1. Rene Descartes
    Believed in dualism - mind and body were separate.
  2. John Locke
    Associated with empiricism. Children are born with a blank slate that experience writes on. Knowledge comes from experience through the senses; science should be observation and experimentation.
  3. Charles Darwin
    Associated with natural selection, evolution, and adaptive traits.
  4. Ivan Pavlov
    Russian physiologist who observed conditioned salivary responses in dogs (classical conditioning; unconditioned and conditioned stimuli & responses).
  5. John Watson
    Behaviorist, thought that cognition isn't important. Did the Little Albert experiment with Rosalie Rayner -- used conditioning to make a toddler afraid of white rats.
  6. B.F. Skinner
    Worked with operant conditioning (how to control self to elicit rewards or avoid punishment). Made the Skinner Box. Developed reinforcement schedules: fixed ratio, variable ratio, fixed interval, and variable interval. Studied the importance of operant conditioning on education, work, and parenting.
  7. Carl Rogers
    Believed that people are essentially good. Came up with unconditional positive regard (total acceptance towards another person)
  8. Abraham Maslow
    Created the hierarchy of human needs. Believed that people generally strove to be self-actualized. (think Cobb!)
  9. Weber's Law
    To be perceived as different, two stimuli must differ by a contact minimum percentage, as opposed to a constant amount. (just noticeable difference)
  10. Albert Bandura
    Believed that children learned through association
  11. Noam Chomsky
    Identified 'critical age' before which language must be learned. Findings had a large effect on the wild child team.
  12. Carl Lange
    James-Lange theory says that emotions follow bodily responses. A pounding heart (the arousal) may lead you to label yourself as feeling fear (the emotion).

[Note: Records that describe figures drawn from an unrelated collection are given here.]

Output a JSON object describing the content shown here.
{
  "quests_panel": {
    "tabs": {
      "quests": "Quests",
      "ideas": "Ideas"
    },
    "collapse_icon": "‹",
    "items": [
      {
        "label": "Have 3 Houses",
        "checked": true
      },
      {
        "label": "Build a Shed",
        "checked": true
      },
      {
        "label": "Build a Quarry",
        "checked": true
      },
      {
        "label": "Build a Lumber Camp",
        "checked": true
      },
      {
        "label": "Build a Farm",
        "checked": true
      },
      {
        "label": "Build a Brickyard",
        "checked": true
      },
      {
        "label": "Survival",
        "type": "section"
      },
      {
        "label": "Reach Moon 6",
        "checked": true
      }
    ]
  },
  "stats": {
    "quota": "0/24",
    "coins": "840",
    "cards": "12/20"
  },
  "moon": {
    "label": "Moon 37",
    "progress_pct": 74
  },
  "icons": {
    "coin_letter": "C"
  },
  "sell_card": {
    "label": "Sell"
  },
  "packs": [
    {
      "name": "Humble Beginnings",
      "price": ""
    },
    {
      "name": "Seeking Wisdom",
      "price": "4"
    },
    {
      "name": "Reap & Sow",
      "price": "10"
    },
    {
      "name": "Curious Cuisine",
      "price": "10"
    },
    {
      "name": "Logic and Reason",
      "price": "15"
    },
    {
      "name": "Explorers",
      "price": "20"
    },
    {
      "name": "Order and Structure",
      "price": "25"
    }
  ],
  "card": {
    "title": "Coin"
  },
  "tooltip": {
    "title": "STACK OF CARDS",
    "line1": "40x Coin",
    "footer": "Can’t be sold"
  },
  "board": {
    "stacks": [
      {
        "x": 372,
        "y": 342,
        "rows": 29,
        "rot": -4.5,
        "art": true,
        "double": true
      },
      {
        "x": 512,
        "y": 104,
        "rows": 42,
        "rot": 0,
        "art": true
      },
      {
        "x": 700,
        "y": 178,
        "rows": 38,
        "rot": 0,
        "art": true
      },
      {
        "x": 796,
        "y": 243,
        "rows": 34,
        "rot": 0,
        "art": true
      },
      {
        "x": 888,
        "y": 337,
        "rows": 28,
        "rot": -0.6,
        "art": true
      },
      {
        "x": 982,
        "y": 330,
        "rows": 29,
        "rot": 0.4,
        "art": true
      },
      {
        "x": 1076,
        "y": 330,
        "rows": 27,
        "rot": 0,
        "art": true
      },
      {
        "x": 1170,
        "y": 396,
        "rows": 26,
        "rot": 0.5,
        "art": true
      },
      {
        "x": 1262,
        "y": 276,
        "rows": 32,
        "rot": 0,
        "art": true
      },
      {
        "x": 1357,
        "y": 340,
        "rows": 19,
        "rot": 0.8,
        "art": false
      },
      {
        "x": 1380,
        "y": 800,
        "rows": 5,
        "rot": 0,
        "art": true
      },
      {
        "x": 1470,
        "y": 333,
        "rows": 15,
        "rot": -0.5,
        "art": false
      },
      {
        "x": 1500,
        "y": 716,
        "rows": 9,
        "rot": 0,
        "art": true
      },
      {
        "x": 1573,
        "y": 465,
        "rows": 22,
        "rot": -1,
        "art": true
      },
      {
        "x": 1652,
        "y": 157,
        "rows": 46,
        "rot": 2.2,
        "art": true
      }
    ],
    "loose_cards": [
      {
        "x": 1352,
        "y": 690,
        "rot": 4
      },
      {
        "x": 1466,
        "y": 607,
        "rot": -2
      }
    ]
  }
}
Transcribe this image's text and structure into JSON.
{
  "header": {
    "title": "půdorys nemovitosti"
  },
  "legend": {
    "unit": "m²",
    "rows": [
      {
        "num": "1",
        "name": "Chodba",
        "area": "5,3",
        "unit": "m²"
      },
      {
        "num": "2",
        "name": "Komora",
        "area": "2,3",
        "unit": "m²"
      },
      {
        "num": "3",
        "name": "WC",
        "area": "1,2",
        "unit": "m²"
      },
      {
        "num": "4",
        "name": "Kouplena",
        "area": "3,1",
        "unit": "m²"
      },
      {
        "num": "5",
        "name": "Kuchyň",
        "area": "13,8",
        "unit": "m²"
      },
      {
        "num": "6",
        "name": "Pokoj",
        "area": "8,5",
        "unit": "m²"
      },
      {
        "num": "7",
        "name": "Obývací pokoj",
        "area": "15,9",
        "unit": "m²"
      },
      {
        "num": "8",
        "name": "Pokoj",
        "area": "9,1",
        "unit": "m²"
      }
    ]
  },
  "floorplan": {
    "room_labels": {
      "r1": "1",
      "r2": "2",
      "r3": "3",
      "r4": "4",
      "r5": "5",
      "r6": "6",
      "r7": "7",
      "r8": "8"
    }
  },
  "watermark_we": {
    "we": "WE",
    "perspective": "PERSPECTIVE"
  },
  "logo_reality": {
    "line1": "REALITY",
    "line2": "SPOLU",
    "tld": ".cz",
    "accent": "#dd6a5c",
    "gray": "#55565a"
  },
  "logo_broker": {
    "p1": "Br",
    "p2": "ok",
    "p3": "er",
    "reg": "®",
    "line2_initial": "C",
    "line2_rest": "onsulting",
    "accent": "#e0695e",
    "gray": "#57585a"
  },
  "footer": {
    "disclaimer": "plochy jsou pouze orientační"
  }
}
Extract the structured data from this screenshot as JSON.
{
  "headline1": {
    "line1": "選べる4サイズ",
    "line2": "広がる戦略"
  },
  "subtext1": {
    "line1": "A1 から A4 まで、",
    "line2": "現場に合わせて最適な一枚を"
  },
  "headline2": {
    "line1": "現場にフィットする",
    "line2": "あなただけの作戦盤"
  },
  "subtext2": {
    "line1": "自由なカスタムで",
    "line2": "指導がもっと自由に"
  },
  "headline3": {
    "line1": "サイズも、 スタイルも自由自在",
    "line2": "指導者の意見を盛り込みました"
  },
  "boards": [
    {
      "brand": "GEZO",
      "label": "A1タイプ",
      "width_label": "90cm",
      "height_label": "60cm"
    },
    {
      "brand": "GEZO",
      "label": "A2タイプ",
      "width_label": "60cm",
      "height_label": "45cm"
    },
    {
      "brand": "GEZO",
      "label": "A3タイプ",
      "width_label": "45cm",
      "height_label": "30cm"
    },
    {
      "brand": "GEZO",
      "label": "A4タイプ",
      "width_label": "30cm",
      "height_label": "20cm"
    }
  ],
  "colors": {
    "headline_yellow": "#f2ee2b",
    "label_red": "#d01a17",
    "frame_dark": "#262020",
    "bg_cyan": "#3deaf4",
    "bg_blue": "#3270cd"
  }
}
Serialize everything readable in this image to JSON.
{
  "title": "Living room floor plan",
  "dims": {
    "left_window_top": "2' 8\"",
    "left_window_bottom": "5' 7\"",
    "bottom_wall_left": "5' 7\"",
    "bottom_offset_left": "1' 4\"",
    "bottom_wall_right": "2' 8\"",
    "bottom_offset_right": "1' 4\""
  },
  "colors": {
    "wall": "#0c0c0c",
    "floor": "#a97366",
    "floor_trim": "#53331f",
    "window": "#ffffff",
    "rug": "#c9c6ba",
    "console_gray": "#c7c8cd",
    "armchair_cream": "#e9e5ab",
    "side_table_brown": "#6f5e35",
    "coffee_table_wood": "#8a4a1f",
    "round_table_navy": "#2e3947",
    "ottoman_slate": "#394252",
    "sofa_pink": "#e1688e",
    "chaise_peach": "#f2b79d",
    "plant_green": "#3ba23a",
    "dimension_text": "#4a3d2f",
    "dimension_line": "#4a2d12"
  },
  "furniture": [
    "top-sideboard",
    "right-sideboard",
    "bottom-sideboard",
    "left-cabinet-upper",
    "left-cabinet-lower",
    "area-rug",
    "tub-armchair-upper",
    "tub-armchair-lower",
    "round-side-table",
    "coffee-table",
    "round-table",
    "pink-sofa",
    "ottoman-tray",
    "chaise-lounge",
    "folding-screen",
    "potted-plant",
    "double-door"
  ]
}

  13. Walter Cannon and Philip Bard
    Cannon-Bard theory says that arousal and emotion occur simultaneously. One does not cause the other.
  14. Stanley Schachter and J.E. Singer
    Schachter-Singer Two-Factor Theory says that physiology and cognitions create emotion together. To experience emotion, there must be a physical arousal and a cognitive label. --Pounding heart (arousal) + "i'm afraid" (cognitive label) = fear (emotion).
  15. Erik Erikson
    Developmental theorist, associated with the term basic trust. Most known for his stages of development with psychosocial tasks: 1) Infancy - trust vs. mistrust; 2) Toddlerhood - autonomy vs. shame and doubt; 3) Preschooler - initiative vs. guilt; 4) Elementary school - competence vs. inferiority; 5) Adolescence - identity vs. role confusion; 6) Young adulthood - intimacy vs. isolation; 7) Middle adulthood - generativity vs. stagnation; 8) Late adulthood - integrity vs. despair.
  16. Jean Piaget
    Came up with the idea of schemas, accomodate and assimilate. Morality developed with cognition. (Four cognitive stages: sensorimotor stage - experience world with senses; preoperational stage - worked with language, not logic; concrete operational stage - worked with logic; 4formal operational - abstract reasoning.)
  17. Lawrence Kohlberg
    development of moral reasoning. (Preconventional morality: before age 9, children obey to avoid punishment or gain concrete rewards. Conventional morality: by early adolescence, children obey laws because they are laws. Postconventional morality: those with abstract reasoning obey what they think is right, based on ethical principles.These three form a moral ladder.)
  18. Carl Jung
    Psychoanalyst (analytical psychology), neo-Freudian. Believed that there is a collective unconscious. People are molded by ancestral and personal history.
  19. Alfred Adler
    personality theorist and neo-Freudian. People have a need to belong. Inferiority complex rather than Oedipus complex
  20. Karen Horney
    Opposed Freud's penis envy theory with the womb envy theory of her own (men are jealous of woman's ability to give birth). Believed childhood anxiety triggered desire for love/security.
  21. Julian Rotter
    loci of controls--(perceptions of control) External = outside forces determine fate. Internal = they control their own destiny.